Still tackling hills, ready to cross into New York

A good night’s sleep didn’t fix my dilemma on how to proceed through the rest of Connecticut today. I had several ideas, but no experts had weighed in except for Mapquest. I have to travel on non-highway roads, meaning no interstates and major highways. So off I went following about 20 expected turns. The third turn on the list wasn’t there, so I was immediately reduced to verbally assuring myself that I was headed in the right direction. Sometimes I couldn’t tell.

Headed east out of Meriden, Conn. took me through a long downtown area. Thankfully Karen kept me on track when I saw her early this morning. She laughed and said, “You have a couple of mountains to climb!” I laughed back and thought, “Of course.” She was right, but I made it out of town.
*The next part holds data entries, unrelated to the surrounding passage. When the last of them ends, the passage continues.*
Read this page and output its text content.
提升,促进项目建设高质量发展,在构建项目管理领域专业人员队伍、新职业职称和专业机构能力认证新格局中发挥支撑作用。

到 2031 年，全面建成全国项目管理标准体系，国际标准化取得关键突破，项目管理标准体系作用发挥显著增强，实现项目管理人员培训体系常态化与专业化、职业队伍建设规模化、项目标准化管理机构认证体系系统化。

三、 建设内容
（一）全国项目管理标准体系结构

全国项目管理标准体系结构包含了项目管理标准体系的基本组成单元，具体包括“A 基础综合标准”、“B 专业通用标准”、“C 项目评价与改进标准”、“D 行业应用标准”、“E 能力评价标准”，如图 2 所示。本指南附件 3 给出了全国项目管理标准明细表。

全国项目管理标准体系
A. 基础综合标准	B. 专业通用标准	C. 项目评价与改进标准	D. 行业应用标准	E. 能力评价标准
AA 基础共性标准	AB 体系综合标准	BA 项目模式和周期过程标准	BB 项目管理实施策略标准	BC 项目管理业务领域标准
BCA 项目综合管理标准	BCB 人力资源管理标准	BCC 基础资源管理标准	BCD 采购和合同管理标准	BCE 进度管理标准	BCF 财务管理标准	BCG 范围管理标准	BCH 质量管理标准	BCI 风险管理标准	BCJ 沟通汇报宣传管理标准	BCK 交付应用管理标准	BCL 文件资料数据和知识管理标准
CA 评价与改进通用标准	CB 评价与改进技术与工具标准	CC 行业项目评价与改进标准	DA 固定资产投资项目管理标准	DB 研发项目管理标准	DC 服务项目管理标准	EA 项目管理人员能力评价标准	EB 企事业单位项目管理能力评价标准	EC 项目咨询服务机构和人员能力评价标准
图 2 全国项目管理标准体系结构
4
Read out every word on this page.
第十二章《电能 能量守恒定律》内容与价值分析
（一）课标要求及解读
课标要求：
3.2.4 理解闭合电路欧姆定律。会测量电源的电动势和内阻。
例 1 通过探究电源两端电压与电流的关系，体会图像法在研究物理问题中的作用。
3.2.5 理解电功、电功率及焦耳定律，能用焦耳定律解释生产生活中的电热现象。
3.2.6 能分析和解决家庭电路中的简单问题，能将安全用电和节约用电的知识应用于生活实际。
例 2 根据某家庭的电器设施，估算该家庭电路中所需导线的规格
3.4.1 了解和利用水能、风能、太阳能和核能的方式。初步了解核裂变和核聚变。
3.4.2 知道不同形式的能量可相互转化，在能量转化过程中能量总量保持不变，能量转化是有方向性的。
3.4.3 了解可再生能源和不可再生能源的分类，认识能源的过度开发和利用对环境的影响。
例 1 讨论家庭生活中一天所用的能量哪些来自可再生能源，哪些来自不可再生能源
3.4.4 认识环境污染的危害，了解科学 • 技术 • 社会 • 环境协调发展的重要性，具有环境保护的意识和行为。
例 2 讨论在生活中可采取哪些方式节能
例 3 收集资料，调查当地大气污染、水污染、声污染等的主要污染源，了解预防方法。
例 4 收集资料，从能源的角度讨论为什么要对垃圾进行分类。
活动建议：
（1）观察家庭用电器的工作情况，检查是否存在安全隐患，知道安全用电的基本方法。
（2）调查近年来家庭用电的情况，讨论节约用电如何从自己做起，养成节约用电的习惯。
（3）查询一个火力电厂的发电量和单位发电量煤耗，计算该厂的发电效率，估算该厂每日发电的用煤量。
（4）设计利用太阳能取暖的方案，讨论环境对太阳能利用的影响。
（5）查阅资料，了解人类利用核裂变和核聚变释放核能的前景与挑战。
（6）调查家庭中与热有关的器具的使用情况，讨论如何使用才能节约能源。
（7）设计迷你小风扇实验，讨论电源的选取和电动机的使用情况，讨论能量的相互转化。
Then, I headed over to Waterbury, another bigger town. My plan went a little awry here as I ended up on the wrong end of town and had a long ride to get to the right place. I used Meriden Road and Hwy. 322 to this point. As I have learned when needing directions, find a tow truck driver. I did and started making headway.

There was a bike shop named for the owner, Bobby Sprocket, just past Waterbury. We talked a little bit about my plans and he concurred that things seemed in order.

My goal was to get to Danbury, Conn. and make a bunch of calls on how to proceed. After about ten more turns, crossing Interstate 84 several times, spending a little bit of time at Lake Zoar and a huge old bridge, I was making better time.

Having no idea what towns were along the way, except for the bigger ones, I was amazed to ride into Sandy Hook. The town is nothing as it looked on TV during the school tragedy. It is very small, historical town, situated around a scenic river.

As I left town, climbing yet another killer hill, I rode into Newtown, Sandy Hook’s next door neighbor. At this point, I was supposed to be following route 6. I spotted Police Officer Lenny Penna. He got me back on track and rode with me to show how to lessen the impact of the next hill. Officer Penna rides his bike for two months each summer during tourist season.

After leaving Newtown, I headed on Route 6 into Danbury. With more directional support from two great firefighters and Tanisha Watson, I made to my motel for the night in Mill Plain, just ahead of a hard downpour.

I am about two miles from the New York State line and seven from Brewster, NY. I have in mind a big and long day tomorrow. There will be a lot of uncertainty with it, which I will explain later.

Today was another 60-mile day, but less than that in the right direction. I am very excited to head into New York. The first nine days of my ride have been even more than I hoped for. Thanks for following along.